Famosa è l’analisi psicoanalitica che egli fa di Hitler, descritto come sadico con il popolo tedesco, che domina e sottomette, e masochista nei confronti del destino.

Non sembra, però, che Fromm attribuisca a un processo rivoluzionario la possibilità di superamento dell’alienazione.

La psicoanalisi può compiere la necessaria critica dell’alienazione dell’uomo contemporaneo e della sua infelicità. Mentre la società capitalista preferisce personalità ferme a stadi pregenitali, demandando alla famiglia il compito della repressione sessuale, Fromm guarda ad una sessualità genitale, che egli vede come simbolo di libertà, creatività, socievolezza.

È stata notata in Fromm una lettura di Marx nella quale i valori della vita, del lavoro liberato, dell’utopia e del socialismo vengono contrapposti ai valori della morte, dello sfruttamento, dell’alienazione e del capitalismo.

In particolare, fra i valori che nella lettura di Fromm vengono esaltati, fondamentale è quello dell’amore.

In “L’arte di amare”, che è la sua opera più nota e più popolare, discute cinque tipi di amore: amore fraterno, amore tra genitori e figli, amore erotico, amore per se stessi, amore per Dio.

Tutte queste forme di amore hanno elementi comuni e devono essere basati sul senso di responsabilità, rispetto e conoscenza. Per ogni individuo l’amore è il modo normale di superare il senso di isolamento e, come desiderio di unione con gli altri, assume una forma specificamente biologica tra l’uomo e la donna. Fromm afferma che è errato interpretare l’amore come una reciproca soddisfazione sessuale poiché una completa felicità sessuale si raggiunge soltanto quando c’è l’amore.

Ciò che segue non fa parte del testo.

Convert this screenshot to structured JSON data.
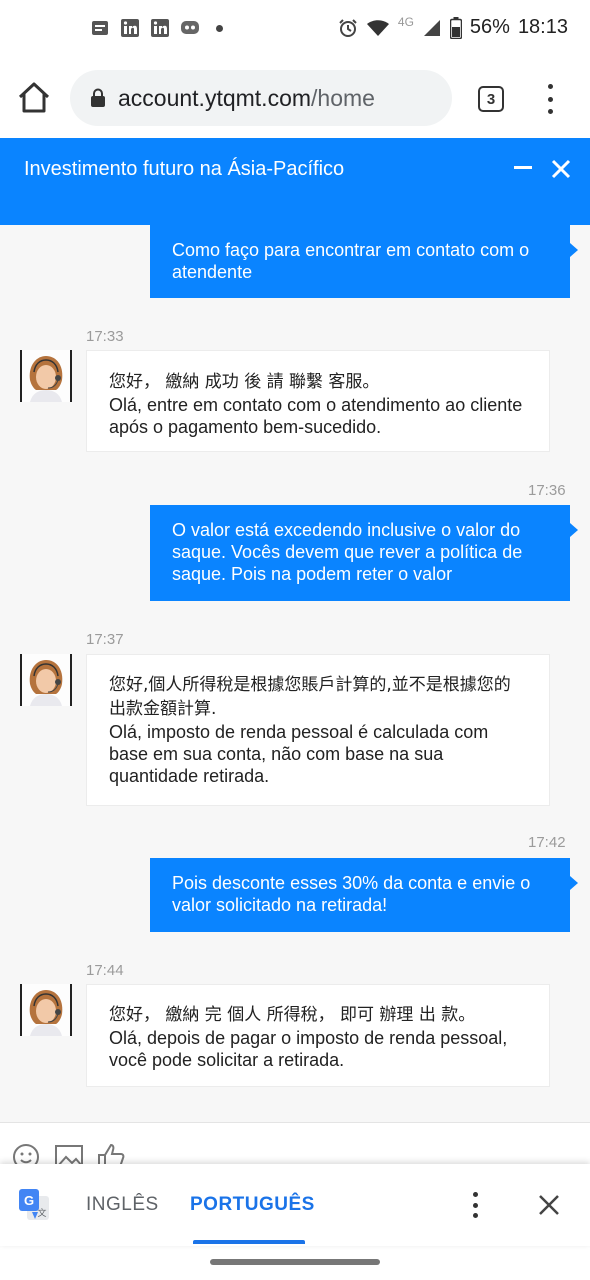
{
  "status_bar": {
    "battery": "56%",
    "time": "18:13",
    "network": "4G",
    "icons": [
      "news-icon",
      "linkedin-icon",
      "linkedin-icon",
      "messenger-icon",
      "alarm-icon",
      "wifi-icon",
      "signal-icon",
      "battery-icon"
    ]
  },
  "browser": {
    "url_host": "account.ytqmt.com",
    "url_path": "/home",
    "tab_count": "3"
  },
  "chat": {
    "title": "Investimento futuro na Ásia-Pacífico",
    "messages": [
      {
        "dir": "out",
        "text": "Como faço para encontrar em contato com o atendente"
      },
      {
        "dir": "in",
        "time": "17:33",
        "zh": "您好， 繳納 成功 後 請 聯繫 客服。",
        "text": "Olá, entre em contato com o atendimento ao cliente após o pagamento bem-sucedido."
      },
      {
        "dir": "out",
        "time": "17:36",
        "text": "O valor está excedendo inclusive o valor do saque. Vocês devem que rever a política de saque. Pois na podem reter o valor"
      },
      {
        "dir": "in",
        "time": "17:37",
        "zh": "您好,個人所得稅是根據您賬戶計算的,並不是根據您的出款金額計算.",
        "text": "Olá, imposto de renda pessoal é calculada com base em sua conta, não com base na sua quantidade retirada."
      },
      {
        "dir": "out",
        "time": "17:42",
        "text": "Pois desconte esses 30% da conta e envie o valor solicitado na retirada!"
      },
      {
        "dir": "in",
        "time": "17:44",
        "zh": "您好， 繳納 完 個人 所得稅， 即可 辦理 出 款。",
        "text": "Olá, depois de pagar o imposto de renda pessoal, você pode solicitar a retirada."
      }
    ],
    "tools": [
      "emoji-icon",
      "image-icon",
      "thumbs-up-icon"
    ]
  },
  "translate": {
    "lang_source": "INGLÊS",
    "lang_target": "PORTUGUÊS"
  },
  "colors": {
    "accent": "#0a84ff",
    "translate_blue": "#1a73e8"
  }
}
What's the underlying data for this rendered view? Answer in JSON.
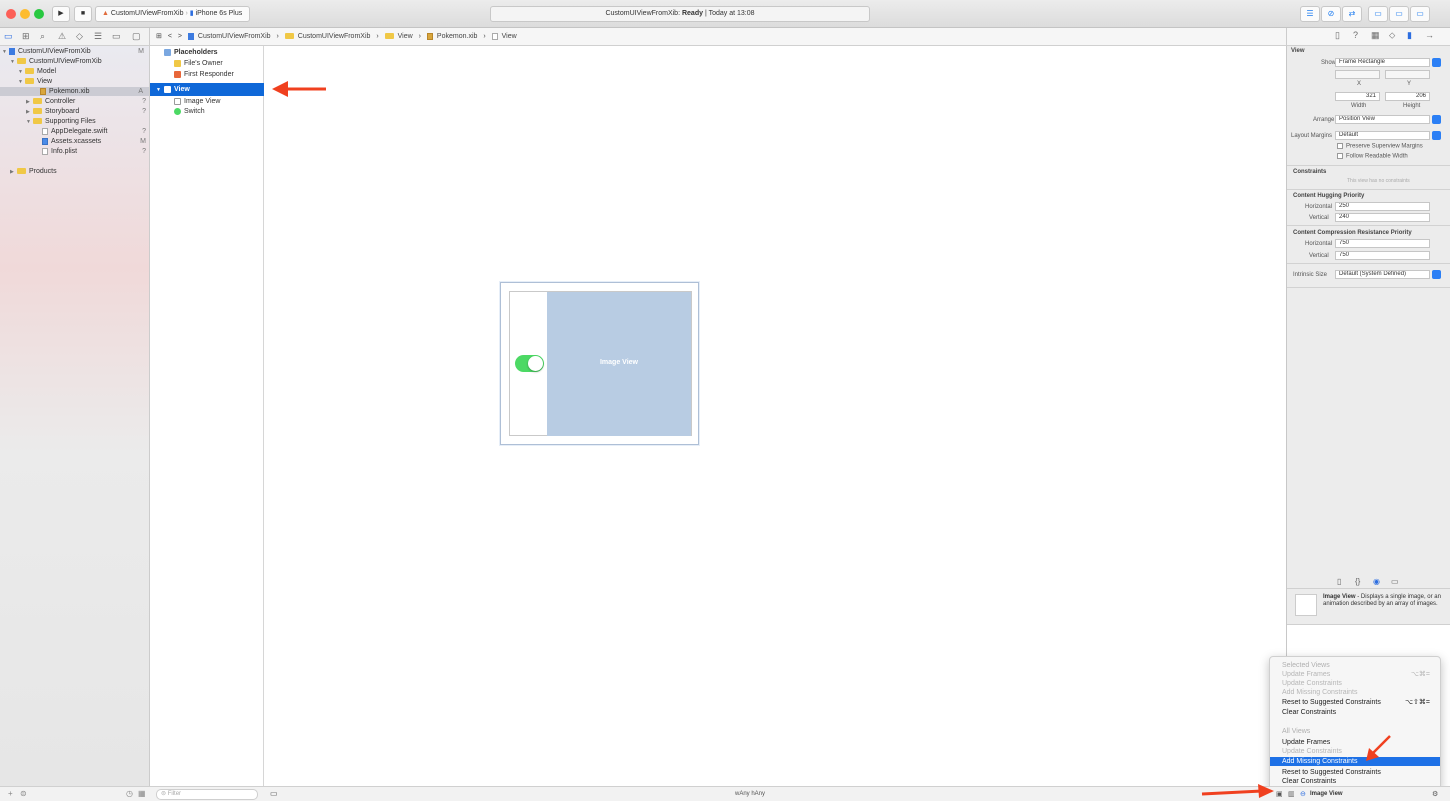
{
  "toolbar": {
    "scheme": "CustomUIViewFromXib",
    "device": "iPhone 6s Plus",
    "status_project": "CustomUIViewFromXib",
    "status_state": "Ready",
    "status_time": "Today at 13:08",
    "play_icon": "▶",
    "stop_icon": "■",
    "editor_buttons": [
      "☰",
      "⊘",
      "⇄",
      "▭",
      "▭",
      "▭"
    ]
  },
  "navigator_bar_icons": [
    "▭",
    "⊞",
    "⌕",
    "⚠",
    "◇",
    "☰",
    "▭",
    "▢"
  ],
  "jumpbar": {
    "items": [
      "⊞",
      "<",
      ">",
      "CustomUIViewFromXib",
      "CustomUIViewFromXib",
      "View",
      "Pokemon.xib",
      "View"
    ]
  },
  "inspector_bar_icons": [
    "▯",
    "?",
    "▦",
    "⬦",
    "▮",
    "→"
  ],
  "navigator": {
    "items": [
      {
        "label": "CustomUIViewFromXib",
        "badge": "M"
      },
      {
        "label": "CustomUIViewFromXib",
        "badge": ""
      },
      {
        "label": "Model",
        "badge": ""
      },
      {
        "label": "View",
        "badge": ""
      },
      {
        "label": "Pokemon.xib",
        "badge": "A"
      },
      {
        "label": "Controller",
        "badge": "?"
      },
      {
        "label": "Storyboard",
        "badge": "?"
      },
      {
        "label": "Supporting Files",
        "badge": ""
      },
      {
        "label": "AppDelegate.swift",
        "badge": "?"
      },
      {
        "label": "Assets.xcassets",
        "badge": "M"
      },
      {
        "label": "Info.plist",
        "badge": "?"
      },
      {
        "label": "Products",
        "badge": ""
      }
    ]
  },
  "outline": {
    "placeholders": "Placeholders",
    "files_owner": "File's Owner",
    "first_responder": "First Responder",
    "view": "View",
    "image_view": "Image View",
    "switch": "Switch"
  },
  "canvas": {
    "image_view_label": "Image View",
    "switch_on": true,
    "size_class": "wAny hAny"
  },
  "inspector": {
    "view_section": "View",
    "show_label": "Show",
    "show_value": "Frame Rectangle",
    "x_label": "X",
    "y_label": "Y",
    "width_value": "321",
    "height_value": "206",
    "width_label": "Width",
    "height_label": "Height",
    "arrange_label": "Arrange",
    "arrange_value": "Position View",
    "layout_margins_label": "Layout Margins",
    "layout_margins_value": "Default",
    "preserve_label": "Preserve Superview Margins",
    "follow_label": "Follow Readable Width",
    "constraints_title": "Constraints",
    "constraints_note": "This view has no constraints",
    "hugging_title": "Content Hugging Priority",
    "horizontal_label": "Horizontal",
    "vertical_label": "Vertical",
    "hugging_h": "250",
    "hugging_v": "240",
    "compression_title": "Content Compression Resistance Priority",
    "compression_h": "750",
    "compression_v": "750",
    "intrinsic_label": "Intrinsic Size",
    "intrinsic_value": "Default (System Defined)"
  },
  "library": {
    "tabs": [
      "▯",
      "{}",
      "◉",
      "▭"
    ],
    "item_title": "Image View",
    "item_desc": " - Displays a single image, or an animation described by an array of images."
  },
  "menu": {
    "selected_views": "Selected Views",
    "items_selected": [
      {
        "label": "Update Frames",
        "shortcut": "⌥⌘=",
        "disabled": true
      },
      {
        "label": "Update Constraints",
        "shortcut": "",
        "disabled": true
      },
      {
        "label": "Add Missing Constraints",
        "shortcut": "",
        "disabled": true
      },
      {
        "label": "Reset to Suggested Constraints",
        "shortcut": "⌥⇧⌘=",
        "disabled": false
      },
      {
        "label": "Clear Constraints",
        "shortcut": "",
        "disabled": false
      }
    ],
    "all_views": "All Views",
    "items_all": [
      {
        "label": "Update Frames",
        "disabled": false
      },
      {
        "label": "Update Constraints",
        "disabled": true
      },
      {
        "label": "Add Missing Constraints",
        "disabled": false,
        "highlighted": true
      },
      {
        "label": "Reset to Suggested Constraints",
        "disabled": false
      },
      {
        "label": "Clear Constraints",
        "disabled": false
      }
    ]
  },
  "bottombar": {
    "filter_placeholder": "Filter",
    "selected_item": "Image View"
  },
  "colors": {
    "selection": "#0f68d8",
    "image_view_fill": "#b8cce3",
    "switch_on": "#4cd964",
    "arrow": "#f0401f",
    "menu_highlight": "#1e71e6"
  }
}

La concentrazione sulla tecnica sessuale come se questa rappresentasse la via alla felicità è, egli afferma, una delle molti ragioni per cui l’amore è diventato così raro nella moderna società capitalistica. Fromm crede che l’amore sia l’unica e soddisfacente risposta al problema dell’esistenza umana. L’amore non può essere insegnato, bensì deve essere acquisito tramite uno sforzo continuo, disciplina, concentrazione e pazienza, tutte cose che sono difficili per la pressione continua della vita moderna.

Il più importante contributo di Fromm sta nell’accentuazione della dignità e del valore dell’individuo. A differenza degli psicologi del comportamento, egli non riduce l’uomo ad un comune denominatore di istinti e considera il sesso molto meno importante dell’amore. Le sue idee sulla teoria della pratica dell’amore sono della massima importanza poiché dimostrano che uomini e donne possono superare le pressioni della vita quotidiana e le difficoltà che essi incontrano quando vogliono formare mature relazioni d’amore.

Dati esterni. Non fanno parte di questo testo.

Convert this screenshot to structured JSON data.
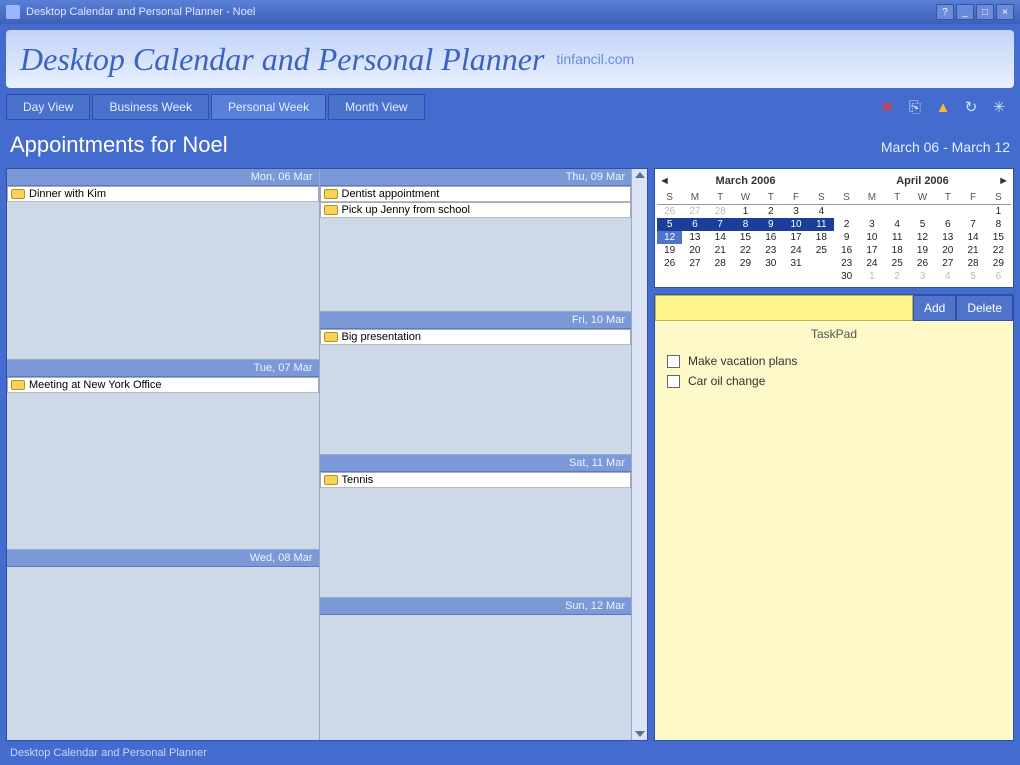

Dal punto di vista strettamente psicanalitico, Fromm è noto per aver approntato una teoria della personalità. Formatosi innanzitutto come sociologo, Fromm ha saputo coniugare il pensiero di Freud con molti altri grandi filoni culturali, da Marx alla tradizione ebraica. All’interno di questa vasta sintesi dottrinale, si trova anche una teoria della personalità ed una caratterologia, nata come tipologia causale, studiata empiricamente con indagini sul campo e con uso di test proiettivi.

La tipologia di Fromm è centrata sul concetto di produttività. Il carattere “produttivo” è quello pienamente sviluppato, non alienato, maturo e ricco di amore per la vita: questo è il punto di riferimento, cui tendono gli altri tre tipi principali, che sono il “ricettivo”, l’ “appropriativo” e il “mercantile”.

I tre tipi non costituiscono categorie fisse ma, piuttosto, come in tutti i sistemi caratterologici moderni, delle tendenze presenti in una certa proporzione in ogni carattere. È significativo quindi non solo il caso in cui una tendenza appare più sviluppata delle altre, ma anche il caso contrario, in cui una tendenza appare appena accennata.

Inoltre, la produttività non esclude che il carattere possa essere classificato come appartenente ad uno degli altri tipi: il pieno sviluppo delle potenzialità umane può essere raggiunto attraverso vie differenti.

In “Analisi della distruttività umana” Fromm ha descritto anche un altro tipo interamente negativo, il “necrofilo”, amante della morte e nemico della vita: questo rappresenta un caso limite, patologicamente lontano dai valori del carattere produttivo.

È raro, fortunatamente, che il necrofilo possa incontrarsi allo stato puro, ma può presentarsi allo stato di tendenza nelle persone troppo affascinate dalla tecnica e dall’ordine.